US Build Act more humble than flexing muscle to outweigh China

With the signing into law last week of the Better Utilization of Investment Leading to Development (Build) Act by US President Donald Trump, it will only add to development welfare – and the concerns – in Africa echoing that of China’s infrastructural ventures.

The Build Act is the answer to China’s enhanced economic and political influence in the Sub-Saharan region. The similarities suggest the American initiative will only add a slightly different hue to the considerable heft in major league international investment, blending in with the foreign venture landscape in the continent.

Designed by US legislators in a rare spirit of bipartisanship between the Republicans and Democrats, it will create a new agency — the US International Development Finance Corporation (DFC) — with a $60 billion investment kitty.

The DFC will combine existing agencies, including the Overseas Private Investment Corporation (OPIC) and the U.S. Agency for International Development’s Development Credit Authority.

In a statement attributed to the OPIC President Ray W. Washburne, the US Act setting up the new agency “recognizes that private sector-led investment is essential to economic growth and development and offers a financially-sound alternative to the state-directed initiatives pursued by China.”

It echoes the bipartisan legislature’s sentiment to counter the world’s second largest economy with an overhaul of the US investment strategy in the continent.

But, with Chinese President Xi Jinping’s pledge to African leaders at the recent Focac Summit to bring his country’s investment to a total $120 billion by pumping an additional $60 billion onto the similar amount announced at a previous summit in 2015, China is a bit ahead.

As noted by BBC, China is now the single largest bilateral financier of infrastructure in Africa — surpassing the African Development Bank (ADB), the European Commission, the European Investment Bank, the International Finance Corporation, the World Bank and the Group of Eight (G8) countries combined.

In this light, some observers suggest, may be viewed the joining in the fray of the US with the new agency not to be upstaged, but also in changing tact in its investment strategy. It reflects the slowly dawning realisation that perhaps doing business with the developing countries could be more useful than simply dishing out aid that often has had strings attached, notably by the West.

While the specific details are yet to be clarified about how the new US initiative may, say, specifically benefit EAC countries, it will increase US private-sector investment with the expectation it will ultimately reduce the need for American foreign aid.

This, in a sense, is comparable to the Africa Growth and Opportunity Act (Agoa) launched in 2000 to redefine US-Africa relations along trade lines, with African countries granted preferential access to the US market for certain of their exports.

However, if the aim is also to for the US to assert its economic might in countering the Chinese investment wave, perhaps it may do to consider if it is worth it by interrogating the reach and impact the Chinese generosity has had.

I mention China only to make a point. Countries in Europe, including the US, Japan and others have had their mark on the continent.

Thus far, in terms of reach according to official figures — and in the broader view of official development aid, export credit, suppliers’ credit and commercial credit — China has enabled construction of some 6,200km of railroad and 5,000km of highways.

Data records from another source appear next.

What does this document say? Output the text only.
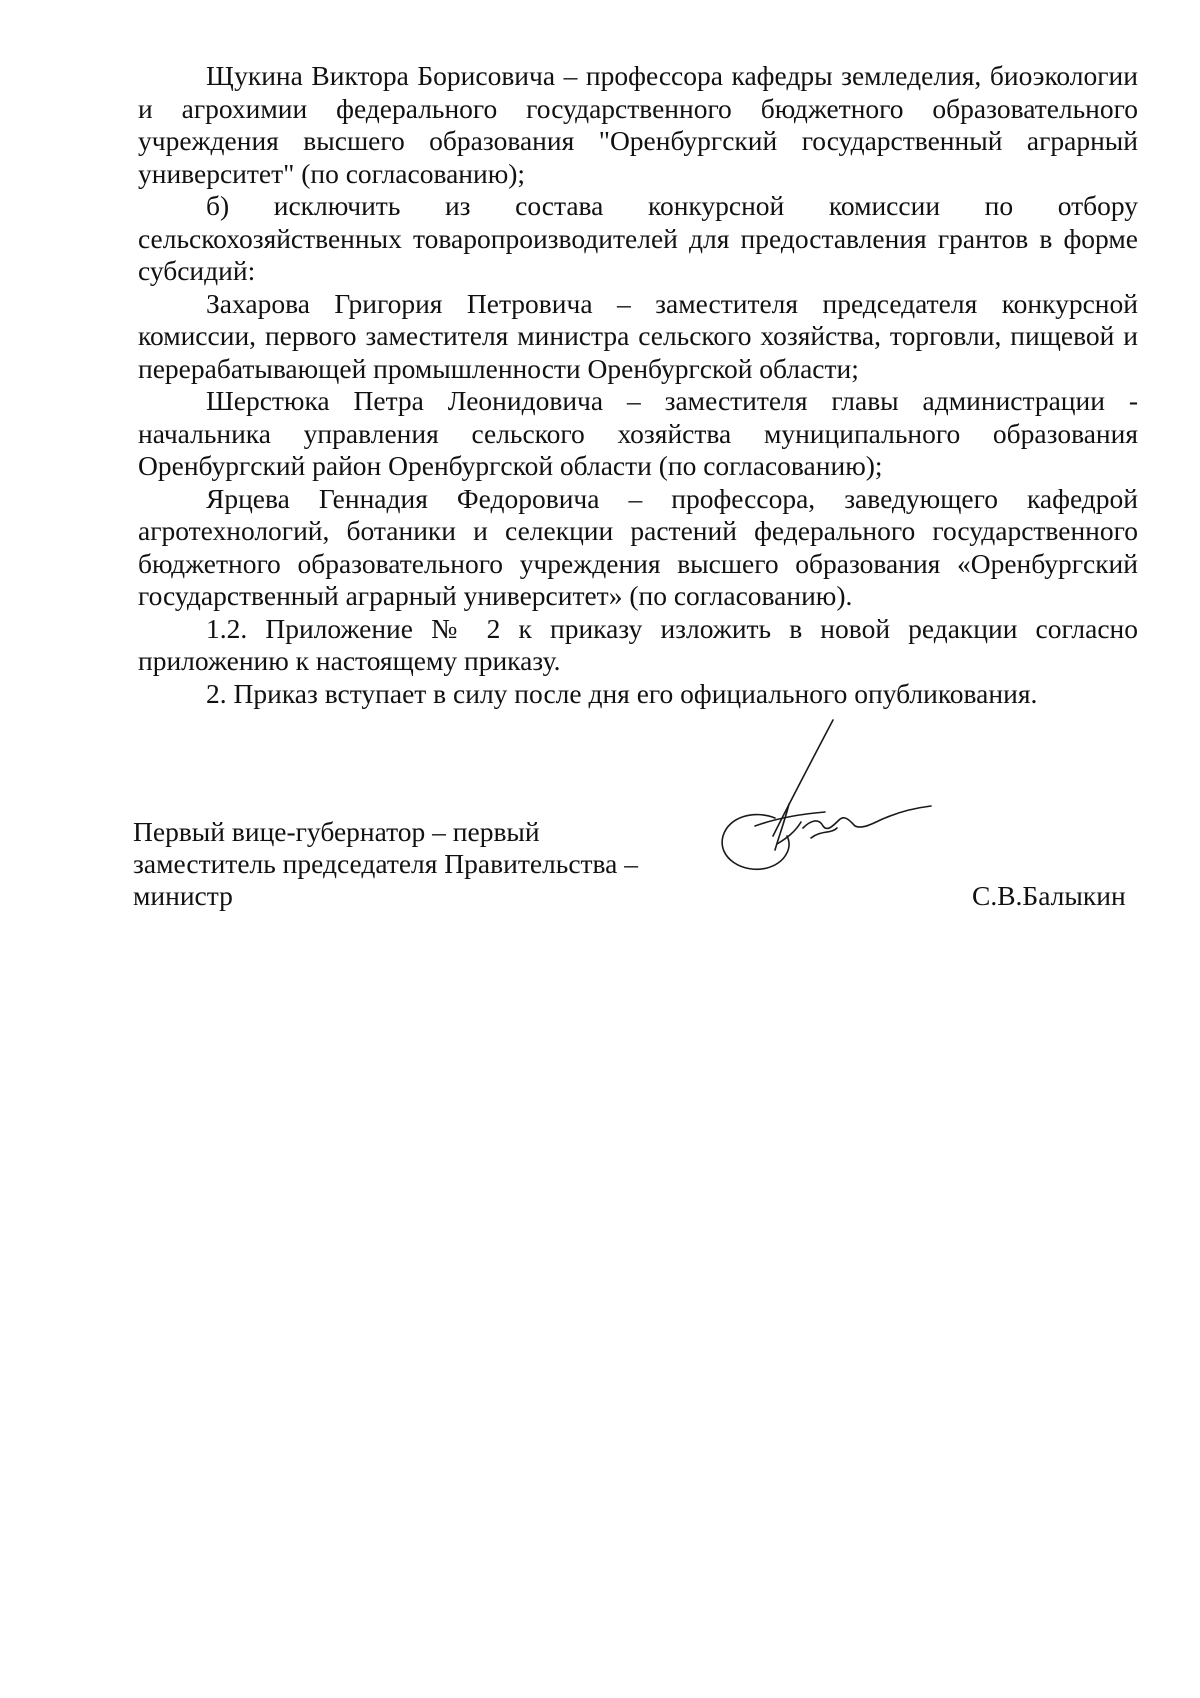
Щукина Виктора Борисовича – профессора кафедры земледелия, биоэкологии и агрохимии федерального государственного бюджетного образовательного учреждения высшего образования "Оренбургский государственный аграрный университет" (по согласованию);

б) исключить из состава конкурсной комиссии по отбору сельскохозяйственных товаропроизводителей для предоставления грантов в форме субсидий:

Захарова Григория Петровича – заместителя председателя конкурсной комиссии, первого заместителя министра сельского хозяйства, торговли, пищевой и перерабатывающей промышленности Оренбургской области;

Шерстюка Петра Леонидовича – заместителя главы администрации - начальника управления сельского хозяйства муниципального образования Оренбургский район Оренбургской области (по согласованию);

Ярцева Геннадия Федоровича – профессора, заведующего кафедрой агротехнологий, ботаники и селекции растений федерального государственного бюджетного образовательного учреждения высшего образования «Оренбургский государственный аграрный университет» (по согласованию).

1.2. Приложение № 2 к приказу изложить в новой редакции согласно приложению к настоящему приказу.

2. Приказ вступает в силу после дня его официального опубликования.

Первый вице-губернатор – первый
заместитель председателя Правительства –
министр	С.В.Балыкин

In terms of impact, opinion remains divided between those who view the “partnership” as having some positive impact and those who don’t, accusing Beijing of “predatory economic practices” and tying down the continent into massive debt.

Collectively, African countries owe China about $130 billion, according to the China-Africa Research Initiative.

The debt has been entered to with eyes wide open by both sides.

As the Kenyan development economist and columnist Anzete Were has previously argued, it is infantilising to imply China plies clueless African governments with debt by failing to acknowledge that African nations are aware of these debt obligations.

In a first for Africa, Sierra Leone’s cancelling of the Chinese-funded $400 million Mamamah airport project earlier this week, whatever may have informed the decision, proves Anzete’s point.

With reference to China and its Focac initiative, I have argued previously, as with similar multilateral alliances with America or Europe and elsewhere, it is in mutual acknowledgement that it’s for the benefit of the parties concerned that the investment agreements are entered into. It is about national and regional interests in accord with comparative advantages in a globalised world.

Arguably, for this reason, the investment designs for the new the US International Development Finance Corporation are par for the course, only adding a slightly different hue to the foreign venture landscape on the continent in which China is in the lead.

The only caveat is for Africa and its constituent economic regions and countries to keep vigilant of the debt-trap we have been hearing so much about lately. Put another way, to paraphrase the medieval aphorism I am sure our policymakers must be aware, even the road to hell may at times be paved with good intentions.